While the hearts in the non-diabetic environment were clearly pink, the hearts in the diabetic “womb” were a dingy yellow color.
“Because they’re all in individual wells, you can treat them with different treatments, or different conditions,” said Israeli, noting someday production of the hearts could be sped up to produce thousands with automation.
“You can actually see there’s a huge difference between this half and this half,” he said, pointing to the healthy and diabetic hearts.
“These are diabetic, so they eat up the (medium) faster,” he said of the yellowish hearts. “They are bigger, so they beat faster and they use up more glucose — the yellow means that media is getting depleted faster.”
Experimentation is key
It will take years, perhaps decades, to develop a heart large enough to transplant to an infant or adult, but that isn’t the team’s goal, Aguirre said.

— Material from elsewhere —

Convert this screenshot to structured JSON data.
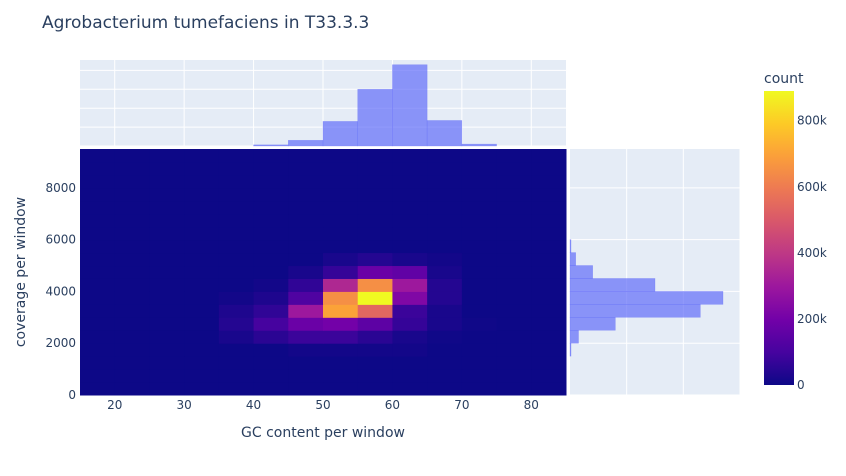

Having many small hearts, rather than a few larger ones, provides more opportunity for experimentation that could lead to breakthroughs in the understanding and treatment of congenital heart disease, he said.
“If we can study the causes of heart disease and cardiovascular disease or congenital heart defects at the origin of the disease, we might be able to actually treat them much better,” Aguirre said.
“If I had the opportunity to choose whether I’m going to make a transplant on this child, or I’m going to try to prevent or treat its cardiac disease, I would (choose) the cardiac treatment or the prevention.
“The transplant is a good option when there are no other options, but when you can actually treat congenital disease, if we can find something (using) our system that we can stop it before it develops into full-fledged congenital heart disease — that child might never need a transplant.
“That is our goal, that we don’t need transplants. But I think it is possible to make transplants in the future with this technology, like decades in the future.”